I am astounded at how many parents react with horror that I have the Cub Scouts use a real pocket knife and a real piece of wood when I teach the Whittl'n Chip card. Pretty much all the Packs and even the Boy Scout camp staff have the boys use a butter knife, sometimes plastic, and a bar of soap to learn how to use a knife... Ignoring the dull vs. sharp issue for a moment, how, I ask, is someone supposed to learn about stop cuts, splitting cuts, paring cuts, etc. if there is no grain and the medium crumbles????

Even my son's Boy Scout Troop is reluctant to let the boys actually use knives... It's as if they expect the kids to somehow "know" how to use a knife and other tools when they become adults--which judging by what I see adults do is a foolish assumption!

What I found kind of odd is that Jesse used my 3/4 axe to chop down the dead peach tree in our yard and I thought he'd be proud to tell his peers but he never told anyone at school or Scouts. Nor does he mention target shooting with a .22 rifle or 28 gauge shotgun. It seems that doing these things is not socially acceptable any longer... people only see danger and law suits and never stop to think that there are proper ways to use these tools and with proper instruction and following the rules they can be used safely. What has happened in the 40 years since I was my sons' ages... has the populace become so risk averse as to be useless?

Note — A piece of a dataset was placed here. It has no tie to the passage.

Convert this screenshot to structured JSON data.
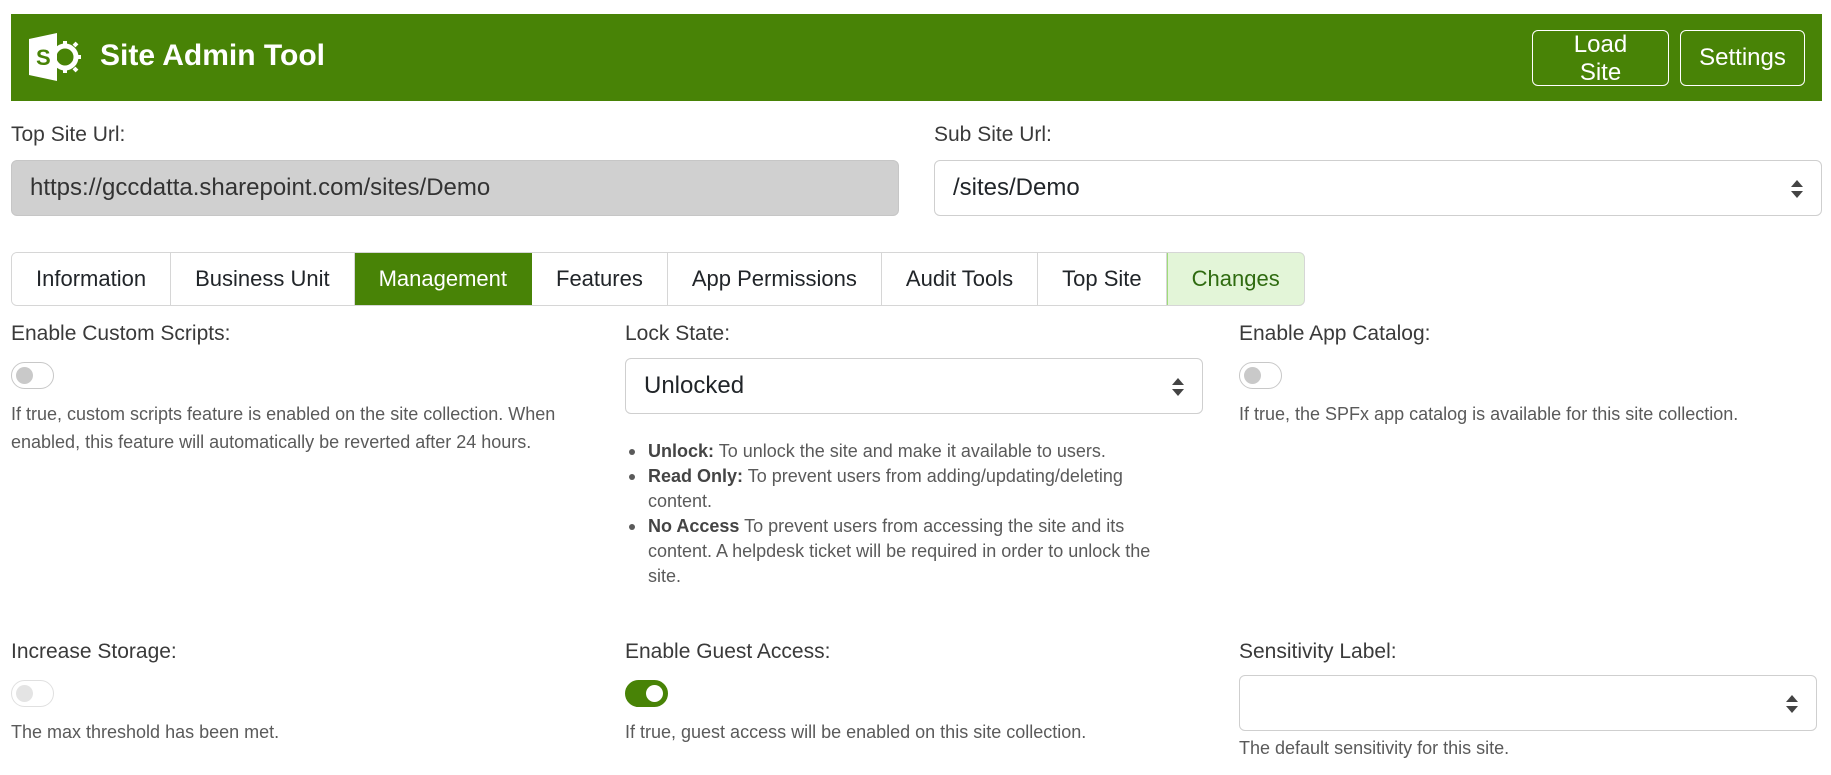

I guess if you were to watch TV much at all, you would see knives used time and time again, as instruments of torture and terror. So, in our culture, I can understand the parental desire to shelter children from risk. But television and our own fears are creating a perverse understanding of the tools that have shaped our culture through countless generations. Shame on us. To avoid the small risk of injury, we have created the certainty of undue fear, dark fantasy, and loss of relationship with common instruments of creative potential.